“‘Ye know more than I, McRimmon,’ I said. ‘Speakin’ wi’oot prejudice, for we’re all in the same boat, who opened the bilgecock?’

“‘Oh, that’s it—is it?’ said the auld man, an’ I could see he was surprised. ‘A bilge-cock, ye say?’

“‘I believe it was a bilge-cock. They were all shut when I came aboard, but some one had flooded the engine-room eight feet over all, and shut it off with the worm-an’-wheel gear from the second gratin’ afterwards.’

“‘Losh!’ said McRimmon. ‘The ineequity o’ man’s beyond belief. But it’s awfu’ discreditable to Holdock, Steiner & Chase, if that came oot in court.’

“‘It’s just my own curiosity,’ I said.

“‘Aweel, Dandie’s afflicted wi’ the same disease. Dandie, strive against curiosity, for it brings a little dog into traps an’ suchlike. Whaur was the Kite when yon painted liner took off the Grotkau’s people?’

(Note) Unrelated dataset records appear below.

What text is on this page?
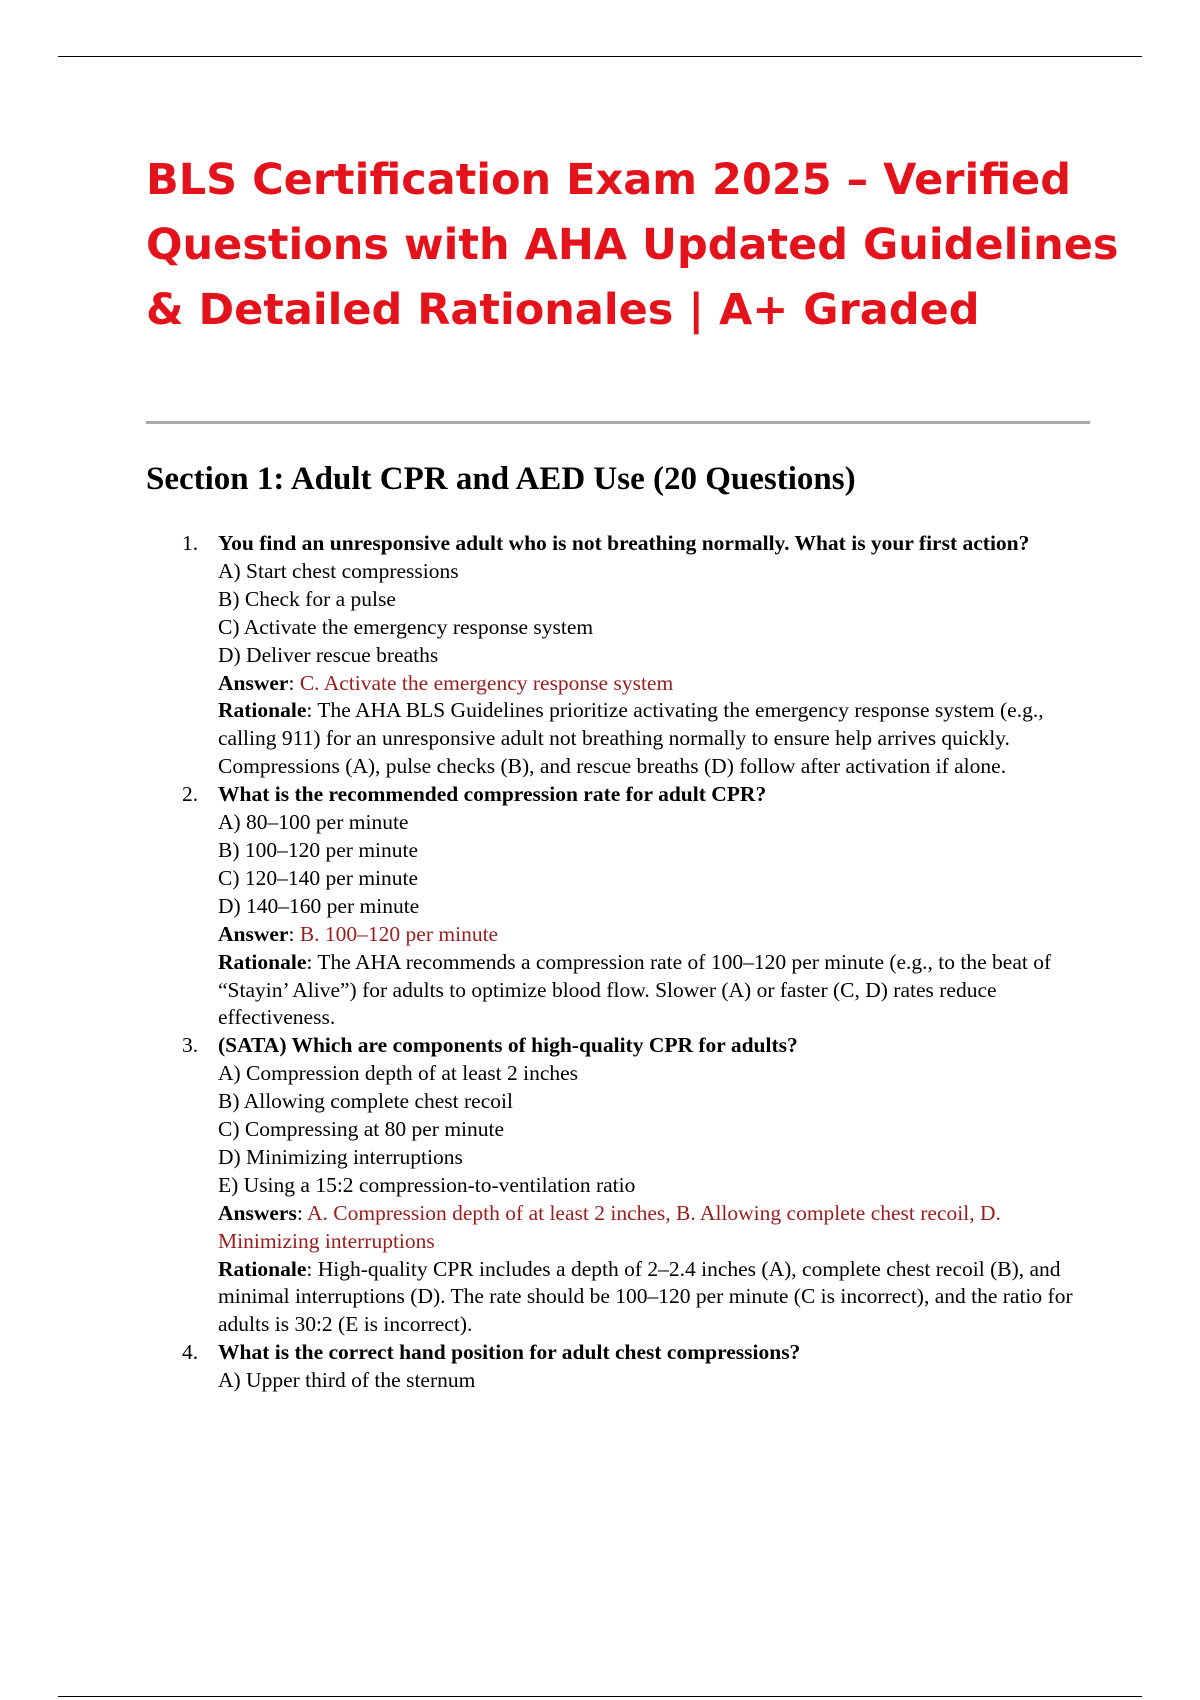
BLS Certification Exam 2025 – Verified
Questions with AHA Updated Guidelines
& Detailed Rationales | A+ Graded
Section 1: Adult CPR and AED Use (20 Questions)
1. You find an unresponsive adult who is not breathing normally. What is your first action?
A) Start chest compressions
B) Check for a pulse
C) Activate the emergency response system
D) Deliver rescue breaths
Answer: C. Activate the emergency response system
Rationale: The AHA BLS Guidelines prioritize activating the emergency response system (e.g., calling 911) for an unresponsive adult not breathing normally to ensure help arrives quickly. Compressions (A), pulse checks (B), and rescue breaths (D) follow after activation if alone.
2. What is the recommended compression rate for adult CPR?
A) 80–100 per minute
B) 100–120 per minute
C) 120–140 per minute
D) 140–160 per minute
Answer: B. 100–120 per minute
Rationale: The AHA recommends a compression rate of 100–120 per minute (e.g., to the beat of “Stayin’ Alive”) for adults to optimize blood flow. Slower (A) or faster (C, D) rates reduce effectiveness.
3. (SATA) Which are components of high-quality CPR for adults?
A) Compression depth of at least 2 inches
B) Allowing complete chest recoil
C) Compressing at 80 per minute
D) Minimizing interruptions
E) Using a 15:2 compression-to-ventilation ratio
Answers: A. Compression depth of at least 2 inches, B. Allowing complete chest recoil, D. Minimizing interruptions
Rationale: High-quality CPR includes a depth of 2–2.4 inches (A), complete chest recoil (B), and minimal interruptions (D). The rate should be 100–120 per minute (C is incorrect), and the ratio for adults is 30:2 (E is incorrect).
4. What is the correct hand position for adult chest compressions?
A) Upper third of the sternum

“‘Just there or thereabouts,’ I said.

“‘An’ which o’ you twa thought to cover your lights?’ said he, winkin’.

“‘Dandle,’ I said to the dog, ‘we must both strive against curiosity. It’s an unremunerative business. What’s our chance o’ salvage, Dandie?’

“He laughed till he choked. ‘Tak’ what I gie you, McPhee, an’ be content,’ he said. ‘Lord, how a man wastes time when he gets old. Get aboard the Kite, mon, as soon as ye can. I’ve clean forgot there’s a Baltic charter yammerin’ for you at London. That’ll be your last voyage, I’m thinkin’, excep’ by way o’ pleasure.’